Today, however, things aren’t looking so pretty for Tesla. Its share price dropped 13% in the past week – Friday’s announcement had little or no impact to save it – and its market cap fell $12bn. Ouch!

Part of the reason for this dive could be the timing of Volvo’s declaration to have five electric models in its lineup by 2021 and that all of its new models will either be hybrid or fully electric from 2019. That’s a massive blow to Tesla whose core competency lies in electric vehicles. And let’s not forget that GM also sells its Chevrolet Bolt which is an affordable electric vehicle. Basically, while Tesla may have disrupted the automobile industry with its electric vehicles, it’s not the only one doing it anymore. And it’s being cornered by competitors who are bigger, more experienced and with deeper pockets.

Isn’t Disruption the Key To Success?

Yes, it is. It’s the basis of evolution driven by innovation and creativity. But it’s not going to be your company’s saving grace. Tesla has their work cut out for them. They have the demand for their products but are struggling to live up to their supply promises. And then there’s the fierce competition that’s increasing with the likes of GM, Volvo (and soon VW). If Tesla isn’t able to shake things up it’s going to be the end of that fairy tale.

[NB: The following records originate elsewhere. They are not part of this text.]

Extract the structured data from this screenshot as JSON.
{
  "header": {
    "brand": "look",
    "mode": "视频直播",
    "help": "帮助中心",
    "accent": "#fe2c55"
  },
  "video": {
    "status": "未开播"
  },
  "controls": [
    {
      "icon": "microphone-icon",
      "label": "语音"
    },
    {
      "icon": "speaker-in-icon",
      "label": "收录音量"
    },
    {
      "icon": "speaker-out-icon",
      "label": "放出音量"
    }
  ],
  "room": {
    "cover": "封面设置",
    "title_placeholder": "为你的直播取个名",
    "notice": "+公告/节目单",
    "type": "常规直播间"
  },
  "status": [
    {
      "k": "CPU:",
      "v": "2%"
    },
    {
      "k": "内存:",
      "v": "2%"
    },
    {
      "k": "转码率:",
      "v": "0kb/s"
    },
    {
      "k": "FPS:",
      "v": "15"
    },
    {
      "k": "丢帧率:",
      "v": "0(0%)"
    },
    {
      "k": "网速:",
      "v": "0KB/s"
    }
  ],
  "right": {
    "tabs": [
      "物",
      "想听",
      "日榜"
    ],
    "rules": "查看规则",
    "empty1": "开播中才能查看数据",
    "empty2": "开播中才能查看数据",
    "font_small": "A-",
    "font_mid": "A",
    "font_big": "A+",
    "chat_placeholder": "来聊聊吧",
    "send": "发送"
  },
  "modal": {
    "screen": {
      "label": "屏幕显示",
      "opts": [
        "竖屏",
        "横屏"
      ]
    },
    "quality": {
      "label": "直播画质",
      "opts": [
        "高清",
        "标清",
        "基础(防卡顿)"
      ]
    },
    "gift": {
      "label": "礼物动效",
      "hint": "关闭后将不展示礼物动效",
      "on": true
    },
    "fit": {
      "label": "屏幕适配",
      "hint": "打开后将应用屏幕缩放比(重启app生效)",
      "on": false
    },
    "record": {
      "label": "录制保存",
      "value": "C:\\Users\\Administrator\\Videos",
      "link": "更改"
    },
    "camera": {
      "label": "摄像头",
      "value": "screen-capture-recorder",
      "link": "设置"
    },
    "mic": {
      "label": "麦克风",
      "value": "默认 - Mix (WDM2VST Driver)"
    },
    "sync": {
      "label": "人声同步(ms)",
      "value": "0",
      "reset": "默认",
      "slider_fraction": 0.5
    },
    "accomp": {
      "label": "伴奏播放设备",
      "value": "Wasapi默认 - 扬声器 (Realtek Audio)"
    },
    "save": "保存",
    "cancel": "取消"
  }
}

Tesla isn’t the only disruptor that’s faced this issue and challenge. In 1995, Philips developed the Tornado electricity-saving bulbs which disrupted the widely used fluorescent light bulbs predominately produced by GE. However, it took just two decades for Philips to be dethroned by LED bulbs which are far more efficient, cheaper and longer lasting. Apple disrupted and wiped out the CDs and records industry with iTunes, only to be disrupted itself by streaming music like Spotify. Basically, if Tesla isn’t careful, the disruption it stirred up could be the cause of its glory and untimely death.

Why All This Matters To You?

If you don’t own Tesla shares you’re safe and all of this would be gibberish. Well, not really. There’s a bigger learning here than just share prices and market capitalization which should mean a lot to you as a business owner and exponential leader.

You could have a product or service that disrupts the market. You could even experience exponential growth and enjoy mass acceptance of your brand. But all that could just be your 15 minutes of fame (figuratively speaking) if you don’t follow it up with something substantial and sustainable. Having the first mover advantage is only as good while you’re the only player in the market. Once you’ve got competitors you no longer have that edge, command and control.

While you’re still ahead and still holding on to a sizable market share, work on strategies that’ll maintain your dominance. In essence, what Tesla needs to do, and probably you as well, is to disrupt itself. That means you have to re-challenge yourself to be even more innovative and disruptive so that you’re able to build upon your successes with yet more success. In short, once you’ve disrupted the market, you need to disrupt your own business model to continue existing. Last week Tesla also signed a deal with South Australia promising to make the world’s largest lithium ion battery. That’s one way of re-challenging yourself. Will it be enough for Tesla? Let’s wait and see.